Exadata Can’t Fix Your Temp Problem

Post a recent migration to consolidate a number of new databases to one of my client’s Exadatas, I found myself staring at a familiar wait event on one of them that I run into way too often when hopes of Exadata migration performance glory is reviewed.  Where, with all the features that are available to the consolidated database to perform more effectively on Exadata, Temp usage just isn’t one of them.

Many know that I’m a proponent of ensuring design and code is as efficient as possible to not “over run” PGA allocation per session and “swap” over to temp.  Temp is on disk and disk is slow.  The option to perform smart scans of large tables is incredibly beneficial on Exadata, but if you are trying to perform complex sorts, especially on hash joins, performance challenges can arise as time is spent on temp reads and writes.

The database in question demonstrated more than acceptable offload percentages for a simple consolidation and increases in performance were around 5X in it’s “As Is” status.  When I say “As Is”, this means we had just started to review the database performance and as this was a lower usage production database, no formal project to test performance before the migration had been performed.  I did have AWR data to review and compare from the pre-migration, but no other steps were done.

The initial review of the newly consolidated database to the Exadata showed that the main load process was consuming considerable temp and this was something that was evident in the pre-migration reports-  nothing new, just nothing that Exadata could assist with unless a change was made to work with the Exadata features.

Event Waits Time(s) (ms) time Wait Class
------------------------------ ------------ ----------- ------ ------ ----------
DB CPU 4,314 42.0
direct path read temp 545,690 3,389 6 33.0 User I/O
direct path write temp 156,464 1,296 8 12.6 User I/O

 Avg
 %Time Total Wait wait Waits % DB
Event Waits -outs Time (s) (ms) /txn time
-------------------------- ------------ ----- ---------- ------- -------- ------
direct path read temp 545,690 0 3,389 6 563.7 33.0
direct path write temp 156,464 0 1,296 8 161.6 12.6
direct path read 75,541 0 806 11 78.0 7.8

Considering the Waits on Temp are sitting at about 42% of the total transaction time, we can see that this is considerable, dwarfing all other wait events.

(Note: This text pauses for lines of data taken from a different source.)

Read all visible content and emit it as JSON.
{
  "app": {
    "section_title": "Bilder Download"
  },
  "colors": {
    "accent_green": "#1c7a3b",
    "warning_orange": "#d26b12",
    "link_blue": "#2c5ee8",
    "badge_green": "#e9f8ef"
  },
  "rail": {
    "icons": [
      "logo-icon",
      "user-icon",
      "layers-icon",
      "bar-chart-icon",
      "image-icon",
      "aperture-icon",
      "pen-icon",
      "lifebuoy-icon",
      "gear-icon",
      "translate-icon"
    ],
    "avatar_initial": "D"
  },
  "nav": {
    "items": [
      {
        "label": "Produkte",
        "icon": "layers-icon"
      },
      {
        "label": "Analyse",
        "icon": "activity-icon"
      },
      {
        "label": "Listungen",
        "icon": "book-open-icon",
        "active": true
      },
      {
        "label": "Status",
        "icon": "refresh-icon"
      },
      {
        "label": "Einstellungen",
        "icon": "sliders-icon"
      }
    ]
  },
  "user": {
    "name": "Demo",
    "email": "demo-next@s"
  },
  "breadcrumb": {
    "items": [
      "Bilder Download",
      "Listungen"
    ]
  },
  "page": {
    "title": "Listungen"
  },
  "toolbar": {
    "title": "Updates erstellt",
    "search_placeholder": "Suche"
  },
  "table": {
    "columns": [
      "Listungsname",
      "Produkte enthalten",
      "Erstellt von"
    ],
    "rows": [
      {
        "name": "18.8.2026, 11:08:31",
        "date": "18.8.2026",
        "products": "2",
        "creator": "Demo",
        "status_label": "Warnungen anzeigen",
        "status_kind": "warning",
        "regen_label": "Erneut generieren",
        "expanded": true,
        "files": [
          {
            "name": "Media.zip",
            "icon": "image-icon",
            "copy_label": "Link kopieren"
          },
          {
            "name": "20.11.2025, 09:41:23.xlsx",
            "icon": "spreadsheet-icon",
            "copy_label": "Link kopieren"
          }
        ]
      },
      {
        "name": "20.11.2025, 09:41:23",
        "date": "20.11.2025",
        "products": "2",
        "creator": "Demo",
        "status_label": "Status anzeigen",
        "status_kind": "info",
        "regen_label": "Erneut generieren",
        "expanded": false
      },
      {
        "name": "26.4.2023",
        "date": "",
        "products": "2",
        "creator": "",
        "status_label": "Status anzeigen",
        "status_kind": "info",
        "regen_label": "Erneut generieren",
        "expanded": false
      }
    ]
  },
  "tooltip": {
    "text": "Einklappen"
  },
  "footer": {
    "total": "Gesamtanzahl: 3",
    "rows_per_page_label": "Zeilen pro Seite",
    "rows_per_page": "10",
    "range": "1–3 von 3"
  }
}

The transactions in question were inserts performed by their main load system.  It used basic DML to process records and batch load into the database in question.  The following offers you a view of the times, etc.

Elapsed Elapsed Time
 Time (s) Executions per Exec (s) %Total %CPU %IO SQL Id
---------------- -------------- ------------- ------ ------ ------ -------------
 4,519.6 0 N/A 44.0 43.7 57.3 3kb7qnffktkie
Module: JDBC Thin Client
insert into TABLE1...
SELECT <columns>
FROM SOURCE_TBL1, SOURCE_TBL2, SOURCE_TBL3, SOURCE_TBL4
SELECT (lots of columns and sorting and grouping from SOURCE_TBL3 and SOURCE_TBL4)
GROUP BY SOURCE_TBL1.ID_COL;

2,618.3 0 N/A 25.5 51.8 46.4 98wvn8s6wudtu
Module: JDBC Thin Client
insert into TABLE2...same as above with minimal dif

1,356.3 1 1,356.27 13.2 34.2 65.3 jmsmi84uuf3p0
Module: JDBC Thin Client
insert into TABLE3...same as above with minimal dif

1,208.0 1 1,207.96 11.8 24.1 76.0 2jv8n0jtklt8k
Module: JDBC Thin Client
insert into TABLE4...same as above with minimal dif

Yes, four statements were causing all this temp usage.  The selects on the waits were performing complex processing as part of the sub-select before the insert.  The tables used in the hash join were properly smart scanned and returned quickly, but then as the sort occurred post the hash, the elapsed time was extensive and temp usage was  considerable, (between 85-120G each).

The solution was to introduce a roll-up table as part of the load process that each of the four selects could utilize as a “step through” so less processing occurred as part of the sub-select that were part of the queries.

insert into TABLE1
(<columns>)
select <columns, case statements, sums, Oh My!>
from SOURCE_TBL1, SOURCE_TB2, NEW_ROLLUP_TBL
(Due to this, the second subselect wasn't required any longer as this was already processed as part of the NEW_ROLLUP_TBL) 
Group By SOURCE_TBL1.ID_COL;

This decreased the temp reads and increased offloading, (smart scans) as the NEW_ROLLUP_TBL offered a double benefit-  less processing that had to be done at the PGA level, (spilling over to temp, which was slow) and as it could be offloaded, increased in offload percentage.